9.4 Scenario 4: Verifying DNS Propagation

# Check propagation across multiple DNS servers after a change
$ for dns in 8.8.8.8 1.1.1.1 9.9.9.9 208.67.222.222; do
    echo "=== $dns ==="
    dig @$dns api.myservice.com +short +timeout=3
done

=== 8.8.8.8 ===
10.0.1.50
=== 1.1.1.1 ===
10.0.1.50
=== 9.9.9.9 ===
192.168.1.100    # Still returning old record
=== 208.67.222.222 ===
192.168.1.100    # Still returning old record

# Check TTL to estimate when the cache will expire
$ dig @9.9.9.9 api.myservice.com | grep -A1 "ANSWER SECTION"
;; ANSWER SECTION:
api.myservice.com.    1423    IN      A       192.168.1.100
#                     ^^^^ Remaining TTL: cache expires in approximately 24 minutes

10. Useful DNS Debugging One-Liners

# 1. Benchmark DNS response times
$ for i in $(seq 1 10); do dig example.com | grep "Query time"; done

# 2. Bulk lookup for multiple domains
$ for domain in api.example.com web.example.com db.example.com; do
    echo "$domain: $(dig +short $domain)"
done

# 3. Monitor DNS record changes
$ watch -n 5 "dig +short api.myservice.com @8.8.8.8"

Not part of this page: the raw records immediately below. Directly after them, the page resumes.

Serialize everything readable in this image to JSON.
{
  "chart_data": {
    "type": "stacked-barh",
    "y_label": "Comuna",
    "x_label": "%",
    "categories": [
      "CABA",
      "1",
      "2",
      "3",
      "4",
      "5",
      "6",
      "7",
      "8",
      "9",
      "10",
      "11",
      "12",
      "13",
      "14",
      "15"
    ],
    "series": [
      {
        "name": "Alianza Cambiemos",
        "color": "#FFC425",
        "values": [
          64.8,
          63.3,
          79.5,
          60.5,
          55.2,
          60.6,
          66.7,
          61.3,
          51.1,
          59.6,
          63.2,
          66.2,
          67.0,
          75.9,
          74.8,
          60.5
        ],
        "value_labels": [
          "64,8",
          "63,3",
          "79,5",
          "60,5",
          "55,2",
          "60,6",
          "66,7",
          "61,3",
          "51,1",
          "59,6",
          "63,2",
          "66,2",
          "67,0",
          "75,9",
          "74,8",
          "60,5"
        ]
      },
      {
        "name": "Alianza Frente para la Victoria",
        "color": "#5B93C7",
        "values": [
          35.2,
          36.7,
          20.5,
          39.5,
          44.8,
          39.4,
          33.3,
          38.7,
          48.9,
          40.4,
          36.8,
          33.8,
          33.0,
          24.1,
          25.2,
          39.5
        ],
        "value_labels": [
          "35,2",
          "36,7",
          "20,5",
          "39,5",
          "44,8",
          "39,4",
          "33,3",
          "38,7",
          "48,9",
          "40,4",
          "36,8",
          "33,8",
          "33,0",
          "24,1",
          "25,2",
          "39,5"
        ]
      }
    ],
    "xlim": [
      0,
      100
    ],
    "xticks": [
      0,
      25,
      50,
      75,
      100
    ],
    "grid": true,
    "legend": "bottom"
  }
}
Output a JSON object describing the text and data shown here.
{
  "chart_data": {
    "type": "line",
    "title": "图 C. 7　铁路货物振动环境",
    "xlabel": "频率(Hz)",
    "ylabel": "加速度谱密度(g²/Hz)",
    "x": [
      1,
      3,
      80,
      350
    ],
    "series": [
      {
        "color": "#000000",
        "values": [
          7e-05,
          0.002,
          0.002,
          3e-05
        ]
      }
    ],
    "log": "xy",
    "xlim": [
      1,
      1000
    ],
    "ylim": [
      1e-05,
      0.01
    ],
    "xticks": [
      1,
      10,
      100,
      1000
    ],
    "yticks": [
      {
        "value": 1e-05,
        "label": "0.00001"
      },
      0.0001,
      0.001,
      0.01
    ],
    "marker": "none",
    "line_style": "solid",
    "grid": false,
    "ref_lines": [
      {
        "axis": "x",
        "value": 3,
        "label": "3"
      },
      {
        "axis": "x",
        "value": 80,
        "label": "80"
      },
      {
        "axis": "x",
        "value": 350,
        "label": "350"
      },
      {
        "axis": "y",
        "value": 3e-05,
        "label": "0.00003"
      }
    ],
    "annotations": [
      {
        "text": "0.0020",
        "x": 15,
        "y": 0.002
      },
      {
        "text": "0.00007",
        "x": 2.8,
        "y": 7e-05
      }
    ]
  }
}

# 4. Bulk reverse DNS lookups
$ for ip in 10.0.1.{1..10}; do
    result=$(dig +short -x $ip)
    echo "$ip -> ${result:-NO PTR}"
done

# 5. Check DNSSEC validation status
$ dig +dnssec +short example.com
93.184.216.34
A 13 2 86400 20240315000000 20240301000000 12345 example.com. <base64_signature>

# 6. Verify DNS resolution for all Kubernetes services
$ kubectl get svc --all-namespaces -o jsonpath='{range .items[*]}{.metadata.name}.{.metadata.namespace}.svc.cluster.local{"\n"}{end}' | \
  while read fqdn; do
    result=$(kubectl exec dns-debug -- dig +short $fqdn 2>/dev/null)
    echo "$fqdn -> ${result:-FAILED}"
  done

11. Summary and Checklist

When a DNS issue occurs, diagnose in the following order:

  1. Check /etc/resolv.conf settings (nameserver, search, ndots)
  2. Test basic DNS queries with dig or nslookup
  3. Query a specific DNS server (dig @8.8.8.8)
  4. Trace the full resolution path with +trace
  5. Check TTL to determine if caching is the issue
  6. In Kubernetes environments, check CoreDNS Pod status and logs
  7. Review the performance impact of ndots and search domain settings
  8. For intermittent conntrack-related issues, consider deploying NodeLocal DNSCache

DNS is very often the root cause of network problems. Building systematic debugging habits can significantly reduce incident response times.